Hans Peter feldmann, Mike Kelley, Christian Boltanski-Maria Jönsson

I’m interested in the differences and similarities between three artists who mock the art world and esthetics their mischievous relationship to high culture and I’m interested in the simplicity of form in their work and their straightforward modes of presentation.

Hans Peter Feldmann- dumbfounding and profound wit, paper light, loaded with meaning, or no meaning.

“A single image can be completely mistaken. For this very reason he never makes individual pictures but always series. His series aim at the mean value. And some pictures within a series that are, in a sense, too good, are then being sorted out, since he regards aesthetics to be a thing for other professions and other times.”

The bone-dry wit of the subjects he categorically chooses to document and hang on the wall is mixed with the lingering feeling that it’s not that easy, what feels so light is about something much heavier. Some of his documentation becomes evidence, it’s hard to make polaroids of a selection of clothing without it feeling heavy, as in all the clothes of a woman, an obviously edited collection of female clothing.

Mike Kelley-
In one project Mike Kelley looks at old paintings he did in art-school and repaints them in the same painterly way, as a way to force himself to go back there. The saved paintings works as an archive of his history that he uses to make work about development, memory and the institutionalization of education and art.

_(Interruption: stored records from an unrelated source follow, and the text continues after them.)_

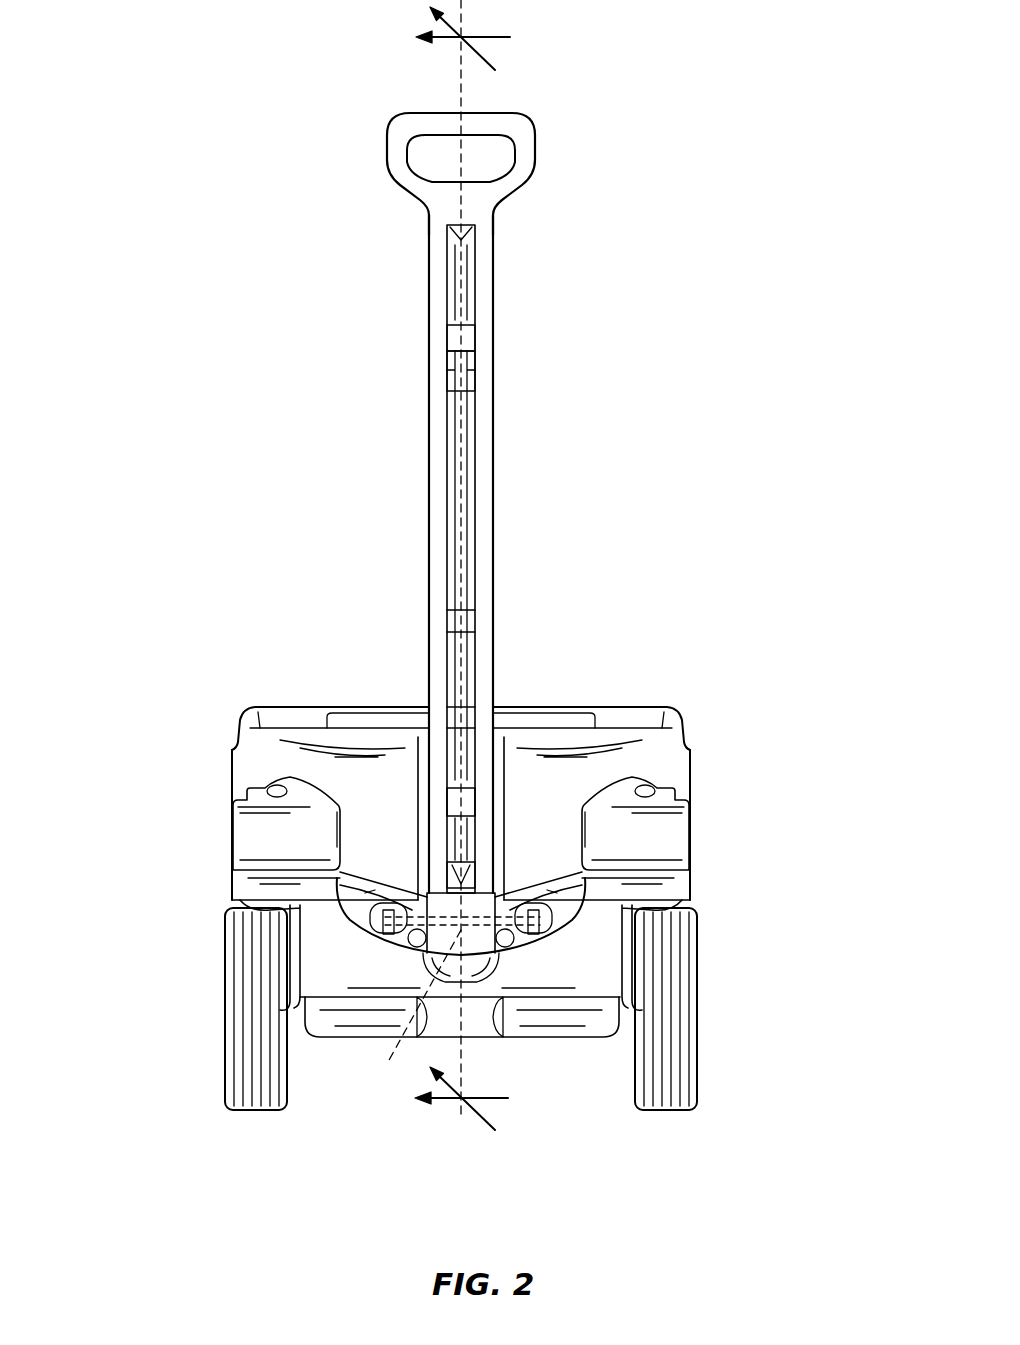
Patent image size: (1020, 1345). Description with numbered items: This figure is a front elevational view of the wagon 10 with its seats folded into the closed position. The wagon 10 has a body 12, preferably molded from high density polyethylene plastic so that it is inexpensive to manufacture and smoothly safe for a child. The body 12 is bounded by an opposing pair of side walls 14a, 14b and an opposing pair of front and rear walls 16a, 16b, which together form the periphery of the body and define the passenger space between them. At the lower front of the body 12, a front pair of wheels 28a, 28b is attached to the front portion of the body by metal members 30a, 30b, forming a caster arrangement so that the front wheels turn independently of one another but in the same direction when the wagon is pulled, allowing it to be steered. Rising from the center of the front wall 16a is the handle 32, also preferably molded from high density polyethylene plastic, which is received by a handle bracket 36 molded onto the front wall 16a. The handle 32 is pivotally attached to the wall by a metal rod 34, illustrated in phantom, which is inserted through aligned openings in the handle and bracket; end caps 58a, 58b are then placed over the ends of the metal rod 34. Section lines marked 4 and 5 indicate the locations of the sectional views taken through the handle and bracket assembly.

The wagon 10 is at (160, 80).
The body 12 is at (318, 648).
The side wall 14a is at (690, 775).
The side wall 14b is at (232, 775).
The front wall 16a is at (570, 814).
The rear wall 16b is at (570, 708).
The front wheel 28a is at (665, 1112).
The front wheel 28b is at (256, 1112).
The metal member 30a is at (680, 893).
The metal member 30b is at (245, 893).
The handle 32 is at (430, 243).
The metal rod 34 is at (418, 1014).
The handle bracket 36 is at (395, 895).
The end cap 58a is at (560, 905).
The end cap 58b is at (362, 905).
The section line 4 is at (472, 583).
The section line 5 is at (474, 569).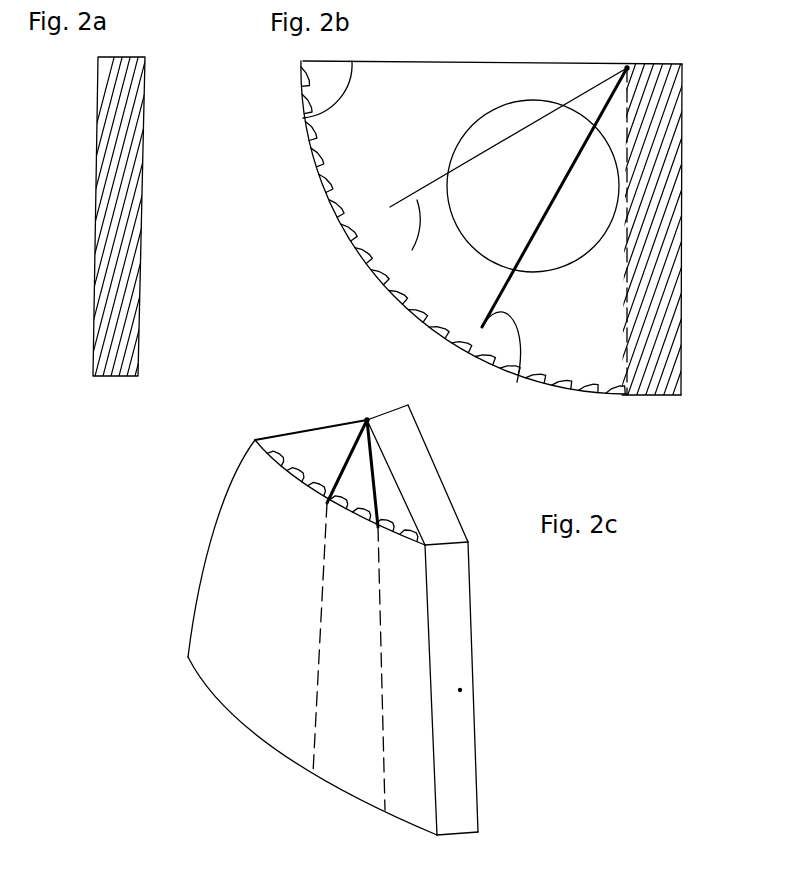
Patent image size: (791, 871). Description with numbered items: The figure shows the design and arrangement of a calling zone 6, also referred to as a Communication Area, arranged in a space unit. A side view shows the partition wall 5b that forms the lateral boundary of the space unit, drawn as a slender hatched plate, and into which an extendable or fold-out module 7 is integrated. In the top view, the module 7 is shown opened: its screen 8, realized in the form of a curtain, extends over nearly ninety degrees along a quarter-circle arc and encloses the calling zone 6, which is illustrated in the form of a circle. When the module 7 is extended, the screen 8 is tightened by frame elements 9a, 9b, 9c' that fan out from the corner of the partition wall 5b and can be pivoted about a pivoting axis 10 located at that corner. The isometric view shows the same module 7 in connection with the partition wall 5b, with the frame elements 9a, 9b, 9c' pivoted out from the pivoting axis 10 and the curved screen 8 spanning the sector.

In FIG. 2A, the partition wall 5b is at (93, 154).
In FIG. 2B, the partition wall 5b is at (643, 382).
In FIG. 2C, the partition wall 5b is at (460, 690).
In FIG. 2B, the calling zone 6 is at (521, 198).
In FIG. 2B, the module 7 is at (358, 206).
In FIG. 2C, the module 7 is at (194, 708).
In FIG. 2B, the screen 8 is at (457, 306).
In FIG. 2C, the screen 8 is at (292, 457).
In FIG. 2B, the frame element 9a is at (517, 382).
In FIG. 2C, the frame element 9a is at (377, 497).
In FIG. 2B, the frame element 9b is at (413, 252).
In FIG. 2C, the frame element 9b is at (347, 458).
In FIG. 2B, the frame element 9c' is at (443, 134).
In FIG. 2C, the frame element 9c' is at (249, 406).
In FIG. 2B, the pivoting axis 10 is at (627, 68).
In FIG. 2C, the pivoting axis 10 is at (367, 420).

ART:21:      Explain the concept behind your project “Day is Done.”
KELLEY:      “Day is Done” is built around the mythos that relates to “Educational Complex” and the history of a kind of symbolist attempt at uniting all the arts. “Educational Complex” is a model of every school I ever went to, plus the home I grew up in, with all the parts I can’t remember left blank. They’re all combined into a new kind of structure that looks like a kind of modernist building. I started to think about this structure through the Gesamtenswerk, the ‘total artwork’, of Rudolf Steiner, where he tries to combine all the arts and develop a kind of rule system according to which every art form is related. So the architectural relates to the dance relates to the music relates to the writing. But it’s also a kind of religion. And so my religion for this structure is repressed memory syndrome. The idea is that anything you can’t remember, that you forget or block out, is the byproduct of abuse and that all of these scenarios are supposed to be filling in the missing action in these blank sections in this building. It’s a perverse reading of [Hans Hoffman’s] push-pull theory. (cont.)
ART:21:      It’s almost like working as an anthropologist.

KELLEY:     Yes, I think of it very much that way.

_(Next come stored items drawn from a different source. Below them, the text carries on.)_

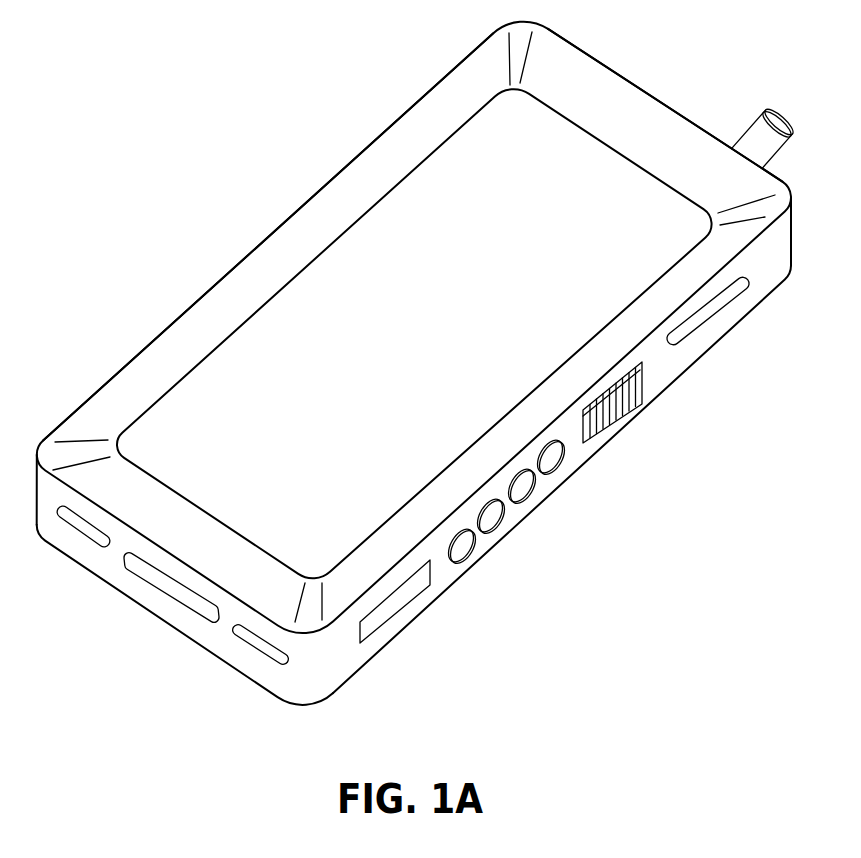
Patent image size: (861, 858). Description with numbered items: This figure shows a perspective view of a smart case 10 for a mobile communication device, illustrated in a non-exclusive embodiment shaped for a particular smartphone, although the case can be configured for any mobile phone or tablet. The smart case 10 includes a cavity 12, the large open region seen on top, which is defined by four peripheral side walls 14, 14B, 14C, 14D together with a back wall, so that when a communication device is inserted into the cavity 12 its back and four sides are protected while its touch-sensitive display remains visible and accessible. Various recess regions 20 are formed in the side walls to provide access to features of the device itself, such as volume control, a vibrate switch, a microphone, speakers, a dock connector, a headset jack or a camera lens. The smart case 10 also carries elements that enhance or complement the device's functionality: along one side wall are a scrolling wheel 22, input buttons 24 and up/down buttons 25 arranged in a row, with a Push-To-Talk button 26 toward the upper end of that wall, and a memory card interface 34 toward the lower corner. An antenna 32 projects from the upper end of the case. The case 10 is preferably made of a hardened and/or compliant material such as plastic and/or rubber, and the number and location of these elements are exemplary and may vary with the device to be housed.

The smart case 10 is at (419, 411).
The cavity 12 is at (431, 339).
The peripheral side wall 14 is at (330, 675).
The peripheral side wall 14B is at (638, 107).
The peripheral side wall 14C is at (278, 248).
The peripheral side wall 14D is at (235, 648).
The recess region 20 is at (65, 530).
The scrolling wheel 22 is at (623, 408).
The input button 24 is at (556, 463).
The up/down button 25 is at (465, 548).
The Push-To-Talk (PTT) button 26 is at (722, 303).
The antenna 32 is at (789, 115).
The memory card interface 34 is at (400, 598).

“I’m an avant-gardist. We’re living in the postmodern age, the death of the avant-garde. So all I can really do now is work with this dominant culture and flay it, rip it apart, reconfigure it, expose it.”

Christian Boltanski
In his preliminary years, Boltanski painted in an autodidactic way, concerned primarily with themes of historical significance. However, by the 1970’s, (26 years old 1970) Boltanski removed himself from the painting arena and began his quest for remnants of his own past through selected artworks. These artworks led Boltanski to question the substance he had used when creating his own artworks. However, this introspectivism supplied him with the motive for other artworks in which non-truths and the realisation of fundamental truths converged. Boltanski reconstructed his own youth in this method.
Having been born in France post-Holocaust, Boltanski had a challenging childhood since he had a Jewish father. In his early work, he would often invent his own childhood and history using other people’s photographs. He would purposely choose photos that could be anybody and would often use many of them together to further implicate anonymity of the figures. This furthered the universality of his work.

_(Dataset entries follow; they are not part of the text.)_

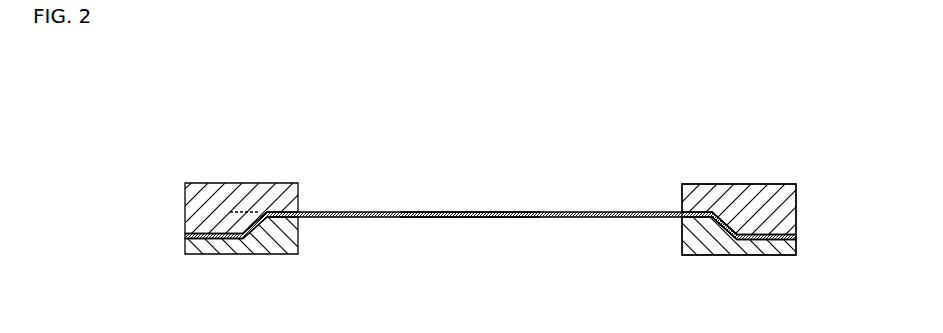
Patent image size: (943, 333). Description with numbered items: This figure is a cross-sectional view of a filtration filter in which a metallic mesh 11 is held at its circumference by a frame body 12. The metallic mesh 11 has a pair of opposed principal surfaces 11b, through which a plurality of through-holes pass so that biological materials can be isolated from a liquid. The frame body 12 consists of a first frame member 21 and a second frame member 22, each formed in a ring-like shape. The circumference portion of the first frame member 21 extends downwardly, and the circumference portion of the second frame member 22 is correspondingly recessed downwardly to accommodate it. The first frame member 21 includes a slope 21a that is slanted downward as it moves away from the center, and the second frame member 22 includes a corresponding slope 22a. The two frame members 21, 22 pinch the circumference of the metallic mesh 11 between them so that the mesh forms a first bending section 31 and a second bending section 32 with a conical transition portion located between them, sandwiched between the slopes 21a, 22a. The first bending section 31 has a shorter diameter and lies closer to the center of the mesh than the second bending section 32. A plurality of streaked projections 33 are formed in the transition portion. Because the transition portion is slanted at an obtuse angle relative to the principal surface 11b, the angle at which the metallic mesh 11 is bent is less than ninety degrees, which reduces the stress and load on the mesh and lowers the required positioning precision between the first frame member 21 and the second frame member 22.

The frame body 12 is at (195, 223).
The first frame member 21 is at (185, 218).
The second frame member 22 is at (185, 247).
The metallic mesh 11 is at (490, 163).
The principal surface 11b is at (556, 212).
The first bending section 31 is at (712, 206).
The second bending section 32 is at (770, 196).
The streaked projection 33 is at (733, 224).
The slope 21a is at (738, 228).
The slope 22a is at (722, 240).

‘Something like 60 per cent of my work is destroyed after every show. And if it’s not destroyed, it’s removed, or I’ll mix one piece with another. When I make a show it’s like when you arrive at home and you open your fridge at night and there’s two potatoes and one sausage and two eggs, and with all that you make something to eat. I try to make something with what is in my “fridge”.’
‘One of the beauties of my life is that I never work. I’m lazy and I have no other way to work. I teach this to my students: you must wait and hope – there’s nothing else you can do. And when you have an idea, you can do it in ten minutes.’
His artistic work is haunted by the problems of death, memory and loss; he often seeks to memorialize the anonymous and those who have disappeared.